11th Governor of West Bengal
- In office 2 October 1984 – 12 August 1986
- Chief Minister: Jyoti Basu
- Preceded by: Satish Chandra (acting)
- Succeeded by: Saiyid Nurul Hasan

2nd Governor of Karnataka
- In office 10 January 1976 – 2 August 1977
- Chief Minister: D. Devaraj Urs
- Preceded by: Mohan Lal Sukhadia
- Succeeded by: Govind Narain

10th Minister of Home Affairs
- In office 5 February 1973 – 10 October 1974
- Prime Minister: Indira Gandhi
- Preceded by: Indira Gandhi
- Succeeded by: Kasu Brahmananda Reddy

Minister of Health and Family Welfare
- In office 19 May 1971 – 5 February 1973
- Prime Minister: Indira Gandhi
- Preceded by: Kodardas Kalidas Shah
- Succeeded by: Raghunath Keshav Khadilkar (As MoS)

Personal details
- Born: 12 January 1901 Ugu, North-Western Provinces, British India (Now in Uttar Pradesh, India)
- Died: 30 May 1991 (aged 90) New Delhi, India
- Party: Indian National Congress
- Relatives: Sheila Dikshit (daughter-in-law) Sandeep Dikshit (grandson)
- Education: Christ Church College, Kanpur

= Uma Shankar Dikshit =

Indian politician

Uma Shankar Dikshit (12 January 1901 – 30 May 1991) was an Indian politician, cabinet minister and Governor of West Bengal and Governor of Karnataka.

==Life==

He was born on 12 January 1901 at village Ugu of Unnao of Uttar Pradesh state, to the Kanyakubja Brahmin parents Ram Sarup and Shiv Pyari. He later studied at the Christ Church College, Kanpur. As a student, he joined the freedom movement and became the Secretary of the District Congress Committee Kanpur during the period when Ganesh Shankar Vidyarthi was the President of the committee. He was a member of the Congress Party faction consisting of NirmalChandra Chaturvedi, Uma Nehru and Rajeshwari Nehru under GB Pant as senior.
He served the Country as the Home Minister, Health Minister and Governor of Karnataka & West Bengal. He also served as treasurer of All India Congress Committee, and managing director of Associated Journals at Lucknow. He founded a Girls Intermediate College at his village Ugu in the memory of his mother.

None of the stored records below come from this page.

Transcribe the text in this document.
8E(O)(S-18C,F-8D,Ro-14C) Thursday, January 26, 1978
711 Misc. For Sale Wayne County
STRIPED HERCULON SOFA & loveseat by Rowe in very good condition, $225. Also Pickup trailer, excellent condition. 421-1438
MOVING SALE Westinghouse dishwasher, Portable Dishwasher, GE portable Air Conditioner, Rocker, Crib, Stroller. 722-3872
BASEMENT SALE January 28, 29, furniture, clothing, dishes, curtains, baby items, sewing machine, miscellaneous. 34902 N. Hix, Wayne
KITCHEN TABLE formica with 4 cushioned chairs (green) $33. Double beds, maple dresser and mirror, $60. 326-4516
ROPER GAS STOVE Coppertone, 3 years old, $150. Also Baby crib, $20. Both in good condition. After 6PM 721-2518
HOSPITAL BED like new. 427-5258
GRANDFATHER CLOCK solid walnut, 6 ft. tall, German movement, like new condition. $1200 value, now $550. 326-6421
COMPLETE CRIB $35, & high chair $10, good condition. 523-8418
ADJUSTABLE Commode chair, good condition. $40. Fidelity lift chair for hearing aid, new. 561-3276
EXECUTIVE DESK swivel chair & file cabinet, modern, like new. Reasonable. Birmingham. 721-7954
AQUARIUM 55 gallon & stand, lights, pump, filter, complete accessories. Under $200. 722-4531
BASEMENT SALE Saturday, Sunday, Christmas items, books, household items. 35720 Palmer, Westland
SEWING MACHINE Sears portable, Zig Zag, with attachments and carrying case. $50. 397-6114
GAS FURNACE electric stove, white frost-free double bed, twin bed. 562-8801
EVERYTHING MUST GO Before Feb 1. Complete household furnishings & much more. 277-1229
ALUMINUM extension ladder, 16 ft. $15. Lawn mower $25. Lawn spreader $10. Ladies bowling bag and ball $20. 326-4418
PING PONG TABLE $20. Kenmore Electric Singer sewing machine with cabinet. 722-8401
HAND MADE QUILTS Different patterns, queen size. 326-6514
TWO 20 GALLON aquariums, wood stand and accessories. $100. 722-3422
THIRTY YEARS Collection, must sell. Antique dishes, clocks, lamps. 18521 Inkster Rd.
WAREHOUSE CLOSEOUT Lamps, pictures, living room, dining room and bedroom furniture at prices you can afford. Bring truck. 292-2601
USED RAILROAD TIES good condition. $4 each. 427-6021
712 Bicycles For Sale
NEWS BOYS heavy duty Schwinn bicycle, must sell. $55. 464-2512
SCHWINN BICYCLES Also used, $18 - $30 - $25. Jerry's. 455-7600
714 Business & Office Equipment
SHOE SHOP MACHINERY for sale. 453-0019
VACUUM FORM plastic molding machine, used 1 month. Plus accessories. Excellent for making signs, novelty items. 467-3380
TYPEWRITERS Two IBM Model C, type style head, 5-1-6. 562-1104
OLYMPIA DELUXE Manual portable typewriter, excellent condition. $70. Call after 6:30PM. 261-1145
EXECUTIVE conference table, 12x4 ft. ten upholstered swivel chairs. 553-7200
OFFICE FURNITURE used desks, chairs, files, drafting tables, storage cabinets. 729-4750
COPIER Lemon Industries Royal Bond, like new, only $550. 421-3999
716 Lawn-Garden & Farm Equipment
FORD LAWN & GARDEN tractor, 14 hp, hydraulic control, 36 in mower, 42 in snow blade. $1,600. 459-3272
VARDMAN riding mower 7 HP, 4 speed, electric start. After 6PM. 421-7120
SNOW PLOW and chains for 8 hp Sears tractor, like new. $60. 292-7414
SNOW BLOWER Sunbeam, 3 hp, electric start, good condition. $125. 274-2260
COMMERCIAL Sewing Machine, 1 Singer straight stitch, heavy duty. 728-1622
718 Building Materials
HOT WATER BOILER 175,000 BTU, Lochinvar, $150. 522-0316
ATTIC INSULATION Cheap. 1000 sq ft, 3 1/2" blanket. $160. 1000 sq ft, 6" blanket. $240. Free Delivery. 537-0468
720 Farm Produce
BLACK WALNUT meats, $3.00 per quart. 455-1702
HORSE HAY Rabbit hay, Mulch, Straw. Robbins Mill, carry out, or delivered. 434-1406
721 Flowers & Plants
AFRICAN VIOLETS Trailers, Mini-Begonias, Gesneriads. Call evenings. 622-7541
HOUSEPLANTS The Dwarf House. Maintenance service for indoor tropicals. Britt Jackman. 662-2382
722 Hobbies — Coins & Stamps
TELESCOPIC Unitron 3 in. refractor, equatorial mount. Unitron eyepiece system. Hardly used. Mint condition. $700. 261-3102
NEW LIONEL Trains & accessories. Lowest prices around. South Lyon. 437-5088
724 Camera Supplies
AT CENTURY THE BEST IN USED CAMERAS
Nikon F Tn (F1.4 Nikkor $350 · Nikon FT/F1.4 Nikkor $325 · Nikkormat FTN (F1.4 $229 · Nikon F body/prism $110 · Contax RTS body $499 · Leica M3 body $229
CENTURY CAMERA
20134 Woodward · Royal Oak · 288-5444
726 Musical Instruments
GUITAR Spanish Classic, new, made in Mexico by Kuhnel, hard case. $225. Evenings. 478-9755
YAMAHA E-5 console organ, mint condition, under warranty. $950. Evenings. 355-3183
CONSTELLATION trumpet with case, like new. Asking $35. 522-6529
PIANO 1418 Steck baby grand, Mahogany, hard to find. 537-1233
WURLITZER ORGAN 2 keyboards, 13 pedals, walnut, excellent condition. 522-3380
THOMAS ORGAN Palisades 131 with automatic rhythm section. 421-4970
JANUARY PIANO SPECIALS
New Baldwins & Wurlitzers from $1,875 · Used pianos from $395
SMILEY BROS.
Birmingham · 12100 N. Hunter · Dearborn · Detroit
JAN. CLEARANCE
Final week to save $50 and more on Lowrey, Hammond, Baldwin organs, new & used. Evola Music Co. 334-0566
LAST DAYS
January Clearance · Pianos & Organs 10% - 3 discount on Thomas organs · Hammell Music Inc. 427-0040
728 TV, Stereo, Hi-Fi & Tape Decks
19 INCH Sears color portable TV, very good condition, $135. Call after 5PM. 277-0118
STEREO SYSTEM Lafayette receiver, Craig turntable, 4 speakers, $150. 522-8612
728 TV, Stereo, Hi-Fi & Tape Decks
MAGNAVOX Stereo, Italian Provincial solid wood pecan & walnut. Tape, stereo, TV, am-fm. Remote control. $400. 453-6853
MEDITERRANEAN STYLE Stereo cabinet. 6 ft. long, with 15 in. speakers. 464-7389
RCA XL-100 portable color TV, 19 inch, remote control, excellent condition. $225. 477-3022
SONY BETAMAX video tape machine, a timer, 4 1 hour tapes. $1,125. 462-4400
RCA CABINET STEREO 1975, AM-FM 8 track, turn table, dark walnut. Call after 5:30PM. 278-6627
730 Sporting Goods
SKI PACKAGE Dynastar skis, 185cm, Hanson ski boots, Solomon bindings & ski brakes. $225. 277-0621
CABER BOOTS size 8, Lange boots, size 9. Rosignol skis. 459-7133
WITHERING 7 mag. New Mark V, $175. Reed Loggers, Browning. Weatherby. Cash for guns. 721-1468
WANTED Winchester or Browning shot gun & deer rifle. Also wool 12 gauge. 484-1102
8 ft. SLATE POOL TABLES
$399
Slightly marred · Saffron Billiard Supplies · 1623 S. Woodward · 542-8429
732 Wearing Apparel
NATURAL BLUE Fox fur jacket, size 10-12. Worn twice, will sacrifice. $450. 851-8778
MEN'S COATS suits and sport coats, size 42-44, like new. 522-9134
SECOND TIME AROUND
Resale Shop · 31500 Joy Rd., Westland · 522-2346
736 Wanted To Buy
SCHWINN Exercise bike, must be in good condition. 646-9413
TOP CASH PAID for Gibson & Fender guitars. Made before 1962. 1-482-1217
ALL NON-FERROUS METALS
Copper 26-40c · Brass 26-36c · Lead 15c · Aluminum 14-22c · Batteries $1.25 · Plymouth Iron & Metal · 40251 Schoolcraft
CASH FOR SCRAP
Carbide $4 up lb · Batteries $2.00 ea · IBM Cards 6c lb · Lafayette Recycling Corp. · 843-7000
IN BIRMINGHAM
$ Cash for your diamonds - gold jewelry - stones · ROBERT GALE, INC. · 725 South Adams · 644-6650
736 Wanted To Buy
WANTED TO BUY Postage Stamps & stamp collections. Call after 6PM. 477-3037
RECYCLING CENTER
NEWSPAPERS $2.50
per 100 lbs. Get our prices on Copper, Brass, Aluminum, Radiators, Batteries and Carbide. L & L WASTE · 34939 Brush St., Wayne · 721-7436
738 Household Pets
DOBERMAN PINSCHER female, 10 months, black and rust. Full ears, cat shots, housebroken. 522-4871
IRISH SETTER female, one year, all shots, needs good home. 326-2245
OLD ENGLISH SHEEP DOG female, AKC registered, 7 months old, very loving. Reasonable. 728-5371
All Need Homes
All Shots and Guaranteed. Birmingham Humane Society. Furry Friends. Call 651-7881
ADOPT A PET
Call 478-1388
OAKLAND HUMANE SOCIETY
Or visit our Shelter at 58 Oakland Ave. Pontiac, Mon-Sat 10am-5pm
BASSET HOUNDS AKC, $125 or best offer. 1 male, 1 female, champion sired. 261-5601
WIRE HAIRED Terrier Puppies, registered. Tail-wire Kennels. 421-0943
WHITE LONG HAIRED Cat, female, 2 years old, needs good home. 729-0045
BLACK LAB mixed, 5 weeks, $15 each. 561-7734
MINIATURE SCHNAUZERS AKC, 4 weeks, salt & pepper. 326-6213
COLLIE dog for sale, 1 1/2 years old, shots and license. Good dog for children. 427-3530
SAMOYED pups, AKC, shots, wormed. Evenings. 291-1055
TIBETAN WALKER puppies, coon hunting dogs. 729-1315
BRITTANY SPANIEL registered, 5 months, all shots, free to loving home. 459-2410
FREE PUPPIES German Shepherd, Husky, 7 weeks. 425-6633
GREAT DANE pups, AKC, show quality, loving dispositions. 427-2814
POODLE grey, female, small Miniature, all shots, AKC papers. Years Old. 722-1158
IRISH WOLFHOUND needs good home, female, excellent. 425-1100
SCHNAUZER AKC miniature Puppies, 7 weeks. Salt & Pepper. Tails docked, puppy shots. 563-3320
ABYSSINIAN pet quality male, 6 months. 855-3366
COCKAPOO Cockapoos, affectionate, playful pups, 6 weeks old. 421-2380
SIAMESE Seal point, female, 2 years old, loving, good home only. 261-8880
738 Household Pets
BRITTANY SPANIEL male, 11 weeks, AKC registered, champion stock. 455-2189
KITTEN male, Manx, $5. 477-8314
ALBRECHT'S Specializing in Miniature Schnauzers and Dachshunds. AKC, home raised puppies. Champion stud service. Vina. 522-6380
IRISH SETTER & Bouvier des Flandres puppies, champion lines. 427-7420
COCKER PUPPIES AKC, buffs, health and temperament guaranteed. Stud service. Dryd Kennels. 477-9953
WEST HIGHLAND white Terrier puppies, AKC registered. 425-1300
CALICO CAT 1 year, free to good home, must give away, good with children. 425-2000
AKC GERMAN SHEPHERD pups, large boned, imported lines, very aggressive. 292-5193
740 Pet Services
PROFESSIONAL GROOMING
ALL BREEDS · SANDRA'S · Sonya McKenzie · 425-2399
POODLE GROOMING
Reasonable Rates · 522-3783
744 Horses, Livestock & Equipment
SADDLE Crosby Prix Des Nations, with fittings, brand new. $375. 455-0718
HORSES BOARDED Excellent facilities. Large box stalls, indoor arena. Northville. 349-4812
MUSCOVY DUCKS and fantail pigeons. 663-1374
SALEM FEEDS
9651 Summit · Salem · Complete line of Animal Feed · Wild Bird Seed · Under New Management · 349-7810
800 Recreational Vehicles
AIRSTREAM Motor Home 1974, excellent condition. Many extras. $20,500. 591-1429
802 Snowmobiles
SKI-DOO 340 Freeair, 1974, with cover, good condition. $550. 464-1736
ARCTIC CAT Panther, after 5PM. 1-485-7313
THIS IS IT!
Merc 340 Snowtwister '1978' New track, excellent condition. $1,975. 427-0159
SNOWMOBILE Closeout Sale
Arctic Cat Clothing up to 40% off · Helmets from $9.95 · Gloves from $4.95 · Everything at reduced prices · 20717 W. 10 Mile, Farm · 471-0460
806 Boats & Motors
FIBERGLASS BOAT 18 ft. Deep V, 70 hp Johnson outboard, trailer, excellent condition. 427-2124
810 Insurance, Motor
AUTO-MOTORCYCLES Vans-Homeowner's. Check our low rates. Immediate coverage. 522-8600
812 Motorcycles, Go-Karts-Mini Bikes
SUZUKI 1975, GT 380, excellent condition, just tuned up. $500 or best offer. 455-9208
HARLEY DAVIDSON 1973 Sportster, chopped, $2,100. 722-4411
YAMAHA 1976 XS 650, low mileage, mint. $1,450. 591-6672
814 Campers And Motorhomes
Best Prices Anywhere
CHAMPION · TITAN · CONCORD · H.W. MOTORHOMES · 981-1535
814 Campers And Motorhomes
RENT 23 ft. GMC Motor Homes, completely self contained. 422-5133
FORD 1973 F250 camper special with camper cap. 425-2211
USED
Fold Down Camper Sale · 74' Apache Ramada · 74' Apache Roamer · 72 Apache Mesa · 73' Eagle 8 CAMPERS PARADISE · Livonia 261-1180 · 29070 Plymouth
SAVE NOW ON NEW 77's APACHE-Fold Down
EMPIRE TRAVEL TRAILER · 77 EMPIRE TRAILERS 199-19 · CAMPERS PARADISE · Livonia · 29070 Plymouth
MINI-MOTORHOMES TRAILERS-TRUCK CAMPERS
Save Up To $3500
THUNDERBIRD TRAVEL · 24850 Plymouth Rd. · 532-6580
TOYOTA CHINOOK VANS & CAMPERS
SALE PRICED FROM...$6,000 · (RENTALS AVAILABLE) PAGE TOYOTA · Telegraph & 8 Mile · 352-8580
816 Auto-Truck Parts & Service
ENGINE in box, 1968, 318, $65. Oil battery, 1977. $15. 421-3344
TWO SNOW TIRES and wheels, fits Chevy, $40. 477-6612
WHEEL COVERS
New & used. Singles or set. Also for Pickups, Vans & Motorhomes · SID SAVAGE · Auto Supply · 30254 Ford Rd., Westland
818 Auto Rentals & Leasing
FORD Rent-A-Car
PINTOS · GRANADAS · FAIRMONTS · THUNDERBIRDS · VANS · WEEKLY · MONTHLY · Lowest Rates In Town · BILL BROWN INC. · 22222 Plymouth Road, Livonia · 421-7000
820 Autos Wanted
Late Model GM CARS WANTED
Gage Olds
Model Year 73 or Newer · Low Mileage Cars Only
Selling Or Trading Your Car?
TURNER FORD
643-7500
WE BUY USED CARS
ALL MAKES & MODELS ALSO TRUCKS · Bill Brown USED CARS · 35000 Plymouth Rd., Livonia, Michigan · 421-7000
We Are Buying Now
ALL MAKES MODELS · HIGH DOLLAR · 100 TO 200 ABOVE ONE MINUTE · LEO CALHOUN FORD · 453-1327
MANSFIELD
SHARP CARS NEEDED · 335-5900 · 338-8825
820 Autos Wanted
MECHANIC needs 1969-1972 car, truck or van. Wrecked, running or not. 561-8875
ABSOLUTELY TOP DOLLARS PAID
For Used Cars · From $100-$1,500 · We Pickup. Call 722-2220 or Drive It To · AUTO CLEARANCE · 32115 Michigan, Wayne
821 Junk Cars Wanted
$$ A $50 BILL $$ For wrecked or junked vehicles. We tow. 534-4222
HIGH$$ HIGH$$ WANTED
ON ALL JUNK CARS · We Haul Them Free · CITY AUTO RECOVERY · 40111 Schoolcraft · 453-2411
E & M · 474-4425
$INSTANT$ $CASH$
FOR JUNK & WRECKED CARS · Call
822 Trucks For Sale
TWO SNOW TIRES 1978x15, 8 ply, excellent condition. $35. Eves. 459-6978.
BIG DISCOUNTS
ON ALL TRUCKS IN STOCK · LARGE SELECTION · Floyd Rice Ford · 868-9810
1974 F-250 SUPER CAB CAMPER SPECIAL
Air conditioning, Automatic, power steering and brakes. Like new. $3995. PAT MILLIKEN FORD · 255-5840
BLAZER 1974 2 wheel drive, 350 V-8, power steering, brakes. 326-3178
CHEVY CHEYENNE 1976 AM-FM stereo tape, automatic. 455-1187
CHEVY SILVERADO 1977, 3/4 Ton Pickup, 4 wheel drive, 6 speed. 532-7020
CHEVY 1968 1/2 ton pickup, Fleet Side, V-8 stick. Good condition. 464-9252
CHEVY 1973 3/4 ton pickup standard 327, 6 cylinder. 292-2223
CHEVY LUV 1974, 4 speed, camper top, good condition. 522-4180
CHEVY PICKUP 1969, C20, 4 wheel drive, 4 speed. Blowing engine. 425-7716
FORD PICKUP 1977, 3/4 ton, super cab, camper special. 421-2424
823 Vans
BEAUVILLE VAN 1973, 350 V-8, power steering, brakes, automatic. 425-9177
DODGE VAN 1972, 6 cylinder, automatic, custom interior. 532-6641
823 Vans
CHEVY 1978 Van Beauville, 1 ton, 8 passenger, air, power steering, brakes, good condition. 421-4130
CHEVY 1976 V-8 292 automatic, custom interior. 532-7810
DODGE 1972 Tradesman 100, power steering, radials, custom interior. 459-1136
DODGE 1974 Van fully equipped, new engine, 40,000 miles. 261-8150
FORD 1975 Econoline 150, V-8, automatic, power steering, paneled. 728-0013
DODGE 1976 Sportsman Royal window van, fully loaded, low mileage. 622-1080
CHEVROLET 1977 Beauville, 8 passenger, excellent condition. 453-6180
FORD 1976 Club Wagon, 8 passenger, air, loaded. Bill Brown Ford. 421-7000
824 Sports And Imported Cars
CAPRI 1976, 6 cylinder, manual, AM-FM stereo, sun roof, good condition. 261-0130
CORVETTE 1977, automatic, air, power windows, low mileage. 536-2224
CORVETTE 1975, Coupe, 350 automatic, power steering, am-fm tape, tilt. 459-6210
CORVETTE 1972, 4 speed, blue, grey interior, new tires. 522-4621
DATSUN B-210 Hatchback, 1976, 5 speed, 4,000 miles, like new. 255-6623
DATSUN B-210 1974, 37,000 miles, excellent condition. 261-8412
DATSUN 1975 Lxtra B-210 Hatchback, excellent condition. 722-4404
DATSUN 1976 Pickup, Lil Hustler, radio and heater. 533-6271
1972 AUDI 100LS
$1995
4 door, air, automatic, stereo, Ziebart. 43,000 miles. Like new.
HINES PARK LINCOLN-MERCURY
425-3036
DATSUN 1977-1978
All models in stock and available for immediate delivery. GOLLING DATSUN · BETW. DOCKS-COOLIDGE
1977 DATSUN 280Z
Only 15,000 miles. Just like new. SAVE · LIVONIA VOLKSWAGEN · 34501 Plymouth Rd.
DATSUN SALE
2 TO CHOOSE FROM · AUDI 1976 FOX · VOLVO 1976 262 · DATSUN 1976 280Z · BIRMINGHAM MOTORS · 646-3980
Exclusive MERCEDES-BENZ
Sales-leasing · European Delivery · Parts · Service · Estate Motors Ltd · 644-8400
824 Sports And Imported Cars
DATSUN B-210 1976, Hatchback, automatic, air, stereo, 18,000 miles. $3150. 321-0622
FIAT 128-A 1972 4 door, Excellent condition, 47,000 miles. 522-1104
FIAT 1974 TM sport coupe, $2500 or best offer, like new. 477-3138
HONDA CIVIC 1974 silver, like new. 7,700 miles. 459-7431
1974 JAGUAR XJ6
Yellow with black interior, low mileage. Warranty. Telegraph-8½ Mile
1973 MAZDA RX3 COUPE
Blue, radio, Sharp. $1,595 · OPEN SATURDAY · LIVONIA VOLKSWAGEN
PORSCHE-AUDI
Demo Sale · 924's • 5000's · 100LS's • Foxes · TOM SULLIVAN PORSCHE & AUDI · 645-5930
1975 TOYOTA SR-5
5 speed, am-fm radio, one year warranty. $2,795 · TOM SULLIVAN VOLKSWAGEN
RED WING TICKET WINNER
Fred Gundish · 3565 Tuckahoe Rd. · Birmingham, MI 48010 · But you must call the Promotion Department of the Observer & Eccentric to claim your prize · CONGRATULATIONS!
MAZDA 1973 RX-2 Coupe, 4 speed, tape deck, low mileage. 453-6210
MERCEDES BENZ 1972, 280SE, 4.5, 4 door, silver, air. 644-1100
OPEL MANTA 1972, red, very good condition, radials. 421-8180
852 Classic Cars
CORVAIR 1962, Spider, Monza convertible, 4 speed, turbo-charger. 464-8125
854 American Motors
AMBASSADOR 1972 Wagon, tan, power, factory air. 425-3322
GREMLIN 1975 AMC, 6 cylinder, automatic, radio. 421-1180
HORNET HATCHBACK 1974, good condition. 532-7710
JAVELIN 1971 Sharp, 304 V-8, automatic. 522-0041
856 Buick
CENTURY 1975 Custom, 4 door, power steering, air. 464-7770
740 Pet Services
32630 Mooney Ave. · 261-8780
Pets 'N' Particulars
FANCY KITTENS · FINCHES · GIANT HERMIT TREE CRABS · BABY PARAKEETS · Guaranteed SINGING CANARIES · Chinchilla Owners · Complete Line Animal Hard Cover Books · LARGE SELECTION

He was awarded Padma Vibhushan, the second highest civilian award in India in 1989, by the Government of India.

==Career==

After Independence, he remained close to Nehru and later sided with Indira Gandhi during the 1969 split in Indian National Congress. He joined the Indira Gandhi cabinet in 1971, thereafter he remained Minister for Works and Housing, Govt. of India, 1971-72 later given additional charge of Health and Family Planning, Minister for Home Affairs, 1973–74 and Minister for Shipping and Transport, 1975. He also remained Treasurer, All India Congress Committee (AICC), 1970–75.

He remained the Governor of Karnataka, 1976–77 and Governor of West Bengal 1984–1986.

He died at New Delhi on 30 May 1991 after a prolonged illness at the age of 90 years.